You’re surfing along a site and you hit the soft wall — register or you may not move forward. It’s still free but the site wants you to register. Compare:

Washington Post:

Code Academy:

Button pusher

Adding to my last post on positive reinforcment and the “expert ask,” here are two more examples of reinforcement and guiding online readers.

I’ve started using workflowy recently and this message came in when I called up the site today. Just as in my wikipedia example, they are using a simple rating to get people to participate but the winning design here is the ten day rule. This uses contextual data to keep the user with you along a timeline. On day one of use, the user is still figuring out how to use your product. On day ten of use, they’ve likely formed a basic opinion. But say they choose “It kinda stinks” on day ten. This is an important data point early on in the relationship with a user — you have a chance to 1) learn about why the user thinks “it kinda sucks” and possibly 2) turn things around with that user.

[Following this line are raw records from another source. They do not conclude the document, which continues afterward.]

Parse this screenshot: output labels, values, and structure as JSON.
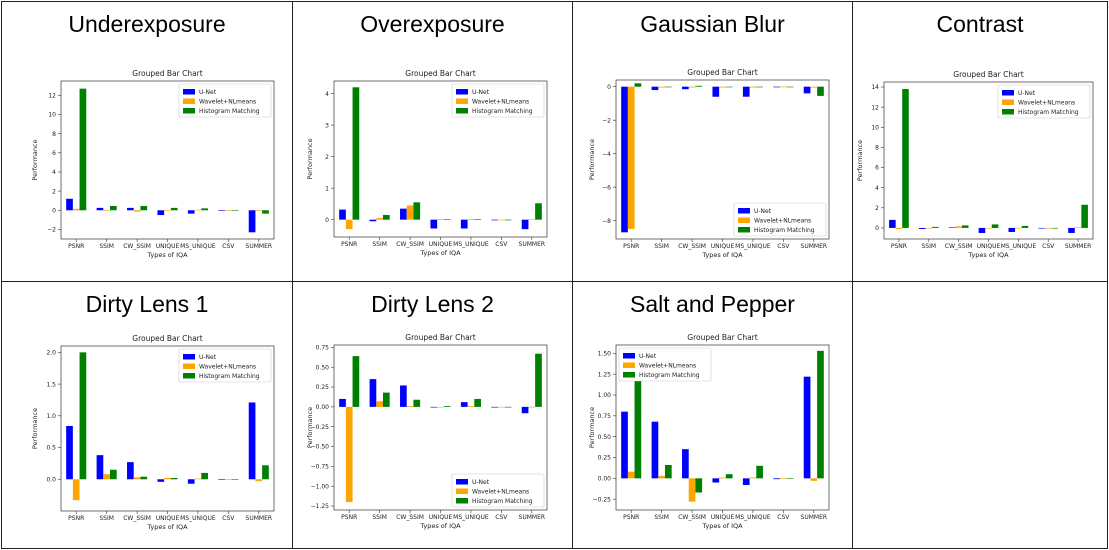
{
  "colors": {
    "unet": "#0000ff",
    "wavelet": "#ffa500",
    "histogram": "#008000"
  },
  "panels": [
    {
      "title": "Underexposure",
      "chart_data": {
        "type": "bar",
        "title": "Grouped Bar Chart",
        "xlabel": "Types of IQA",
        "ylabel": "Performance",
        "categories": [
          "PSNR",
          "SSIM",
          "CW_SSIM",
          "UNIQUE",
          "MS_UNIQUE",
          "CSV",
          "SUMMER"
        ],
        "series": [
          {
            "name": "U-Net",
            "values": [
              1.2,
              0.25,
              0.25,
              -0.5,
              -0.35,
              -0.05,
              -2.3
            ]
          },
          {
            "name": "Wavelet+NLmeans",
            "values": [
              0.15,
              -0.05,
              -0.15,
              0.02,
              0.05,
              0.0,
              -0.05
            ]
          },
          {
            "name": "Histogram Matching",
            "values": [
              12.7,
              0.45,
              0.45,
              0.25,
              0.2,
              0.0,
              -0.35
            ]
          }
        ],
        "ylim": [
          -3.0,
          13.5
        ],
        "yticks": [
          -2,
          0,
          2,
          4,
          6,
          8,
          10,
          12
        ],
        "legend": "top-right"
      }
    },
    {
      "title": "Overexposure",
      "chart_data": {
        "type": "bar",
        "title": "Grouped Bar Chart",
        "xlabel": "Types of IQA",
        "ylabel": "Performance",
        "categories": [
          "PSNR",
          "SSIM",
          "CW_SSIM",
          "UNIQUE",
          "MS_UNIQUE",
          "CSV",
          "SUMMER"
        ],
        "series": [
          {
            "name": "U-Net",
            "values": [
              0.32,
              -0.05,
              0.35,
              -0.28,
              -0.28,
              -0.02,
              -0.3
            ]
          },
          {
            "name": "Wavelet+NLmeans",
            "values": [
              -0.3,
              0.05,
              0.45,
              0.02,
              0.02,
              0.0,
              0.02
            ]
          },
          {
            "name": "Histogram Matching",
            "values": [
              4.2,
              0.15,
              0.55,
              0.02,
              0.02,
              0.0,
              0.52
            ]
          }
        ],
        "ylim": [
          -0.55,
          4.4
        ],
        "yticks": [
          0,
          1,
          2,
          3,
          4
        ],
        "legend": "top-right"
      }
    },
    {
      "title": "Gaussian Blur",
      "chart_data": {
        "type": "bar",
        "title": "Grouped Bar Chart",
        "xlabel": "Types of IQA",
        "ylabel": "Performance",
        "categories": [
          "PSNR",
          "SSIM",
          "CW_SSIM",
          "UNIQUE",
          "MS_UNIQUE",
          "CSV",
          "SUMMER"
        ],
        "series": [
          {
            "name": "U-Net",
            "values": [
              -8.7,
              -0.2,
              -0.15,
              -0.6,
              -0.6,
              -0.02,
              -0.4
            ]
          },
          {
            "name": "Wavelet+NLmeans",
            "values": [
              -8.5,
              -0.05,
              -0.05,
              -0.05,
              -0.05,
              0.0,
              -0.05
            ]
          },
          {
            "name": "Histogram Matching",
            "values": [
              0.2,
              0.0,
              0.05,
              0.0,
              0.0,
              0.0,
              -0.55
            ]
          }
        ],
        "ylim": [
          -9.1,
          0.4
        ],
        "yticks": [
          -8,
          -6,
          -4,
          -2,
          0
        ],
        "legend": "bottom-right"
      }
    },
    {
      "title": "Contrast",
      "chart_data": {
        "type": "bar",
        "title": "Grouped Bar Chart",
        "xlabel": "Types of IQA",
        "ylabel": "Performance",
        "categories": [
          "PSNR",
          "SSIM",
          "CW_SSIM",
          "UNIQUE",
          "MS_UNIQUE",
          "CSV",
          "SUMMER"
        ],
        "series": [
          {
            "name": "U-Net",
            "values": [
              0.8,
              -0.1,
              0.05,
              -0.5,
              -0.4,
              -0.05,
              -0.5
            ]
          },
          {
            "name": "Wavelet+NLmeans",
            "values": [
              -0.1,
              0.0,
              0.15,
              0.0,
              0.0,
              0.0,
              0.05
            ]
          },
          {
            "name": "Histogram Matching",
            "values": [
              13.8,
              0.1,
              0.25,
              0.35,
              0.2,
              0.0,
              2.3
            ]
          }
        ],
        "ylim": [
          -1.1,
          14.5
        ],
        "yticks": [
          0,
          2,
          4,
          6,
          8,
          10,
          12,
          14
        ],
        "legend": "top-right"
      }
    },
    {
      "title": "Dirty Lens 1",
      "chart_data": {
        "type": "bar",
        "title": "Grouped Bar Chart",
        "xlabel": "Types of IQA",
        "ylabel": "Performance",
        "categories": [
          "PSNR",
          "SSIM",
          "CW_SSIM",
          "UNIQUE",
          "MS_UNIQUE",
          "CSV",
          "SUMMER"
        ],
        "series": [
          {
            "name": "U-Net",
            "values": [
              0.84,
              0.38,
              0.27,
              -0.04,
              -0.07,
              0.0,
              1.21
            ]
          },
          {
            "name": "Wavelet+NLmeans",
            "values": [
              -0.33,
              0.08,
              0.03,
              0.02,
              0.01,
              -0.01,
              -0.03
            ]
          },
          {
            "name": "Histogram Matching",
            "values": [
              2.0,
              0.15,
              0.04,
              0.02,
              0.1,
              0.0,
              0.22
            ]
          }
        ],
        "ylim": [
          -0.5,
          2.1
        ],
        "yticks": [
          0.0,
          0.5,
          1.0,
          1.5,
          2.0
        ],
        "legend": "top-right"
      }
    },
    {
      "title": "Dirty Lens 2",
      "chart_data": {
        "type": "bar",
        "title": "Grouped Bar Chart",
        "xlabel": "Types of IQA",
        "ylabel": "Performance",
        "categories": [
          "PSNR",
          "SSIM",
          "CW_SSIM",
          "UNIQUE",
          "MS_UNIQUE",
          "CSV",
          "SUMMER"
        ],
        "series": [
          {
            "name": "U-Net",
            "values": [
              0.1,
              0.35,
              0.27,
              0.0,
              0.06,
              0.0,
              -0.08
            ]
          },
          {
            "name": "Wavelet+NLmeans",
            "values": [
              -1.2,
              0.07,
              0.01,
              0.0,
              0.01,
              0.0,
              0.0
            ]
          },
          {
            "name": "Histogram Matching",
            "values": [
              0.64,
              0.18,
              0.09,
              0.01,
              0.1,
              0.0,
              0.67
            ]
          }
        ],
        "ylim": [
          -1.3,
          0.78
        ],
        "yticks": [
          -1.25,
          -1.0,
          -0.75,
          -0.5,
          -0.25,
          0.0,
          0.25,
          0.5,
          0.75
        ],
        "legend": "bottom-right"
      }
    },
    {
      "title": "Salt and Pepper",
      "chart_data": {
        "type": "bar",
        "title": "Grouped Bar Chart",
        "xlabel": "Types of IQA",
        "ylabel": "Performance",
        "categories": [
          "PSNR",
          "SSIM",
          "CW_SSIM",
          "UNIQUE",
          "MS_UNIQUE",
          "CSV",
          "SUMMER"
        ],
        "series": [
          {
            "name": "U-Net",
            "values": [
              0.8,
              0.68,
              0.35,
              -0.05,
              -0.08,
              -0.01,
              1.22
            ]
          },
          {
            "name": "Wavelet+NLmeans",
            "values": [
              0.08,
              0.03,
              -0.28,
              0.01,
              0.01,
              0.0,
              -0.03
            ]
          },
          {
            "name": "Histogram Matching",
            "values": [
              1.19,
              0.16,
              -0.17,
              0.05,
              0.15,
              0.0,
              1.53
            ]
          }
        ],
        "ylim": [
          -0.38,
          1.6
        ],
        "yticks": [
          -0.25,
          0.0,
          0.25,
          0.5,
          0.75,
          1.0,
          1.25,
          1.5
        ],
        "legend": "top-left"
      }
    }
  ]
}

I spend some time at work thinking about online comments. People love ‘em and hate ‘em equally, and every site that has comments struggles in some way. Too many trolls? Anonymity stifles real discussion? et cetera. The example above from Amazon.com comments goes underneath every individual comment asking what I think is the litmus test for good comments: does this post add anything to the discussion? This is not the same thing as “like” or “recommend” as a way to positively reinforce good comments. This specific question is the right one to ask. The number of people who rate the comment (“0 of 3 people”) is shown is also a good reinforcement mechanism that adds on top of the question.

Rock and rate

I noticed this at the bottom of a wikipedia page the other day — it’s a really great example of positive reinforcement at the end of reading an article. Imagine if news articles or topics had this.

First, it catches a lot of people with a real easy prompt: rate this. But it’s not just “did you like this article?” The four structured-data categories are useful. I’d can imagine someone rating “completeness” as a one or two stars and a second prompt being: “You rated the completeness of this article as low. What unanswered questions would you like a journalist to look into?”

But real key to this is the lower part asking for expert knowledge and the positive “ask” to help improve the page. I can see people who have knowledge of a subject visiting a page and thinking, “This part is so incomplete, so wrong” but then never doing anything about it. Instead, they go around to their friends trashing wikipedia. This little box at the end of the topic makes it easy for a knowledgeable person to not just click away without helping fix/improve the page.

Yes, the screengrab above is for the Muggle Quidditch page. Don’t laugh.